When asked for comment, Roku told CNET that no agreement between the two sides was ever reached with one of the key issues being the split of advertising in Peacock and other NBCUniversal apps. 

“While free to consumers, Comcast wants to build a large and financially significant ad-supported service on the Roku platform and keep all of the ad economics for themselves,” the company said in a statement. “At no point have Comcast and Roku reached an agreement because they continue to offer no certainty that Roku will have the opportunity to earn any material ad economics.”

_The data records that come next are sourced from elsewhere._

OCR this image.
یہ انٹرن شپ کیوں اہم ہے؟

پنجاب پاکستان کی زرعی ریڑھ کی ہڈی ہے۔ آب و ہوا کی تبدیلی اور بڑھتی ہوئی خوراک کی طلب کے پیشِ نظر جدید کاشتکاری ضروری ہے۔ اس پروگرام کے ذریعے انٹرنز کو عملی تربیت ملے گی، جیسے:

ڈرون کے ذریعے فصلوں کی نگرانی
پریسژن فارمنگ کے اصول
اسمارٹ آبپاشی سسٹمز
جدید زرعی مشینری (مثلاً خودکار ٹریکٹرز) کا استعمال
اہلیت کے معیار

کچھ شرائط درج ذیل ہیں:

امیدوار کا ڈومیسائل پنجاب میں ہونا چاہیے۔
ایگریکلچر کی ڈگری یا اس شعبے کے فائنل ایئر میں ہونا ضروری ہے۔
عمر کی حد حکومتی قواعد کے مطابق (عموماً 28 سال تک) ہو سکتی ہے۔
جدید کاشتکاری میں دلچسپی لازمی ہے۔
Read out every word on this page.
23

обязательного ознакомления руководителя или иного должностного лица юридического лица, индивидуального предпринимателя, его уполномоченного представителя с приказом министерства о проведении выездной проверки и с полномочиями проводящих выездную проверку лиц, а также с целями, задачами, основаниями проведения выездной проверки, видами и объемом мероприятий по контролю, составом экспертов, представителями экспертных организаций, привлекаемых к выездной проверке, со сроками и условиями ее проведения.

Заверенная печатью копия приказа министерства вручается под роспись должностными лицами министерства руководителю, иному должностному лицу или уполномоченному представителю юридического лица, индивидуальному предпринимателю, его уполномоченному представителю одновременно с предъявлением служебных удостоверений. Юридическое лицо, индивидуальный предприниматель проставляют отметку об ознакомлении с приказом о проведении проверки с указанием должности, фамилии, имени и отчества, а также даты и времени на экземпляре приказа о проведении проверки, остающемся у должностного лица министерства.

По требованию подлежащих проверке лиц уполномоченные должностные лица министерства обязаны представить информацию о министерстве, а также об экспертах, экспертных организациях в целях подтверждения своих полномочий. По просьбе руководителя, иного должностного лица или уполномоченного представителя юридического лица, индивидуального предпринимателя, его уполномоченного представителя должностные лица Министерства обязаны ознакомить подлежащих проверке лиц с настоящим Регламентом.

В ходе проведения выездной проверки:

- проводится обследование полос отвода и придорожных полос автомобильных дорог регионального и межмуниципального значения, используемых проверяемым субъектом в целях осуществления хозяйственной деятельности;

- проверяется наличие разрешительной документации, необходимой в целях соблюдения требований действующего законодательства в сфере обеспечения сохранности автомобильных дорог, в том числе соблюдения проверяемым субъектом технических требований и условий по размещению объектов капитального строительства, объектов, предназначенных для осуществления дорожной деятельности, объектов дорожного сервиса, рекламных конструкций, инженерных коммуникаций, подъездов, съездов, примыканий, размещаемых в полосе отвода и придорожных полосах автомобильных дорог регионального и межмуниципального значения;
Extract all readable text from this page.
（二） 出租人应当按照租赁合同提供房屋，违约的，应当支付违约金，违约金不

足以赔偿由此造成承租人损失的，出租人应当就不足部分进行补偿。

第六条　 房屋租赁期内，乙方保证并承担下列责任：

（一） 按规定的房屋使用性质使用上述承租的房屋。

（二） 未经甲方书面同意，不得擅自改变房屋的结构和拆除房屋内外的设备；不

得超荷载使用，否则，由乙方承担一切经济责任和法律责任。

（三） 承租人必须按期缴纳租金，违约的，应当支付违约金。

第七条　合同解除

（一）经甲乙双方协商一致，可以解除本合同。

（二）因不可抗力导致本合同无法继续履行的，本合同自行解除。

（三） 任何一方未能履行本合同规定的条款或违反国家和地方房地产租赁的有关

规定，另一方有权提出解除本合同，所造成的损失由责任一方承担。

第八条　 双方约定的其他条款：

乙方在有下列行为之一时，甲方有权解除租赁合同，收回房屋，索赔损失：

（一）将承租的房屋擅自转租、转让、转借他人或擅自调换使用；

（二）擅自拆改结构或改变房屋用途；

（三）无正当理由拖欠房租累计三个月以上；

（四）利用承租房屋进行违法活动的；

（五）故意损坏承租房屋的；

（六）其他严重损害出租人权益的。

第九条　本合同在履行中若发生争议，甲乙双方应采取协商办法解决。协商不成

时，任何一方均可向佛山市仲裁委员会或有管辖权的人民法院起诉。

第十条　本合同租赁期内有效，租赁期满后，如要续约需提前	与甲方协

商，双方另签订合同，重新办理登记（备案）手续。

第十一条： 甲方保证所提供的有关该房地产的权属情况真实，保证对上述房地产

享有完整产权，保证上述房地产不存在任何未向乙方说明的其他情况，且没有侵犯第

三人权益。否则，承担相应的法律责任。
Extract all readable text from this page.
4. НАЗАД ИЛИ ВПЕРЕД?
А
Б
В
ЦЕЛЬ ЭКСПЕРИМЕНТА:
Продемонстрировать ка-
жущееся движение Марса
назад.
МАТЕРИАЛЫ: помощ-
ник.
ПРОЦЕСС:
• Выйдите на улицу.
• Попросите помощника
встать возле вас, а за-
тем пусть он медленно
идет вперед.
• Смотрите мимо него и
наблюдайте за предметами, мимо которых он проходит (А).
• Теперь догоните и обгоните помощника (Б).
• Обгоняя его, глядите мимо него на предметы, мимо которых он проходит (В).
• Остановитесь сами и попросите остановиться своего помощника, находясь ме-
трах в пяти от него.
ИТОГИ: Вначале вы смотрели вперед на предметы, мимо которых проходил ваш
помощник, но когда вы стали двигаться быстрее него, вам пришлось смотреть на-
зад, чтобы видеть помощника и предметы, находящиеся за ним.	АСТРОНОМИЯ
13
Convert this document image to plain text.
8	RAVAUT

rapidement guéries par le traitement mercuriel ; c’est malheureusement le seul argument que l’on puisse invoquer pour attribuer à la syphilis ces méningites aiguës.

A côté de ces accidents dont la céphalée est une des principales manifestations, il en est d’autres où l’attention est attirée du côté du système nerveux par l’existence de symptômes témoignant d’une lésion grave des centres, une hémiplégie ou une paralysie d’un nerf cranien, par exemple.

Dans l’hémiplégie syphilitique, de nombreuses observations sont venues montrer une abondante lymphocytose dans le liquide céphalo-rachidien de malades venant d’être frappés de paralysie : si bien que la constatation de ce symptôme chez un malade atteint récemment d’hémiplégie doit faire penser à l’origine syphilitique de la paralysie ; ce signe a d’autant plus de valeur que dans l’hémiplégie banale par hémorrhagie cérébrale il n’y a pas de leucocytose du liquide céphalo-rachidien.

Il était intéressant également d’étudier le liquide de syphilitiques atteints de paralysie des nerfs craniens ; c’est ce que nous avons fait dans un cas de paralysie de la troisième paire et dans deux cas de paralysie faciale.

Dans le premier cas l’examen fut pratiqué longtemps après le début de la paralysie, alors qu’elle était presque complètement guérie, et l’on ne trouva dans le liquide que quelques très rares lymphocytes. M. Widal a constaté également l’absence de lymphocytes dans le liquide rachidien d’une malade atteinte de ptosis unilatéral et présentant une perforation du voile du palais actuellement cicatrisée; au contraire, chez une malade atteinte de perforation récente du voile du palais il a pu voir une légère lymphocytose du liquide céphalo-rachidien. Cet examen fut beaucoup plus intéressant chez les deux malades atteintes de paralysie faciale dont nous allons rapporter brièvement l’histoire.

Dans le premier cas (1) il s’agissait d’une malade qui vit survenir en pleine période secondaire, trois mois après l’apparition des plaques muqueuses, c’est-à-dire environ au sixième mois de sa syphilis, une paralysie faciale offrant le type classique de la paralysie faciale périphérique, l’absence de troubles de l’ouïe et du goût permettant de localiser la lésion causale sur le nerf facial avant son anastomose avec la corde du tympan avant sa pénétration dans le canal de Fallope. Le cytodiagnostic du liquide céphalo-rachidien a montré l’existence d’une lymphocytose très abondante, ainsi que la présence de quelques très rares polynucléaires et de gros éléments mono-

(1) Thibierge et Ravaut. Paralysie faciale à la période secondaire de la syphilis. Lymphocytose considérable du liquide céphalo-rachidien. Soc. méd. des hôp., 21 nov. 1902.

“Sharing in partner success and the upside we create is how we fund all the great things Roku gives consumers – TV streaming innovation, exceptionally low-cost streaming products and a vast selection of free content – that’s why this is important,” the streaming platform continued. “We want to ensure that Roku customers get the very best streaming experience they deserve. We are committed finding a win-win deal and are confident we can help Comcast make the transition to streaming by making Peacock a success.”

Roku sent out an email to customers letting them know of the impending removal of apps, though as of 11:45 a.m. PT on Friday the Roku website, as well as Roku devices we checked, still showed NBC’s main app. Once the apps are removed from the Roku store they will also be removed from Roku devices on which they’re already installed. 

NBC content will still be viewable in other apps on Roku, including the Hulu app, live TV apps such as YouTube TV and Fubo TV, as well as apps from cable companies such as Spectrum.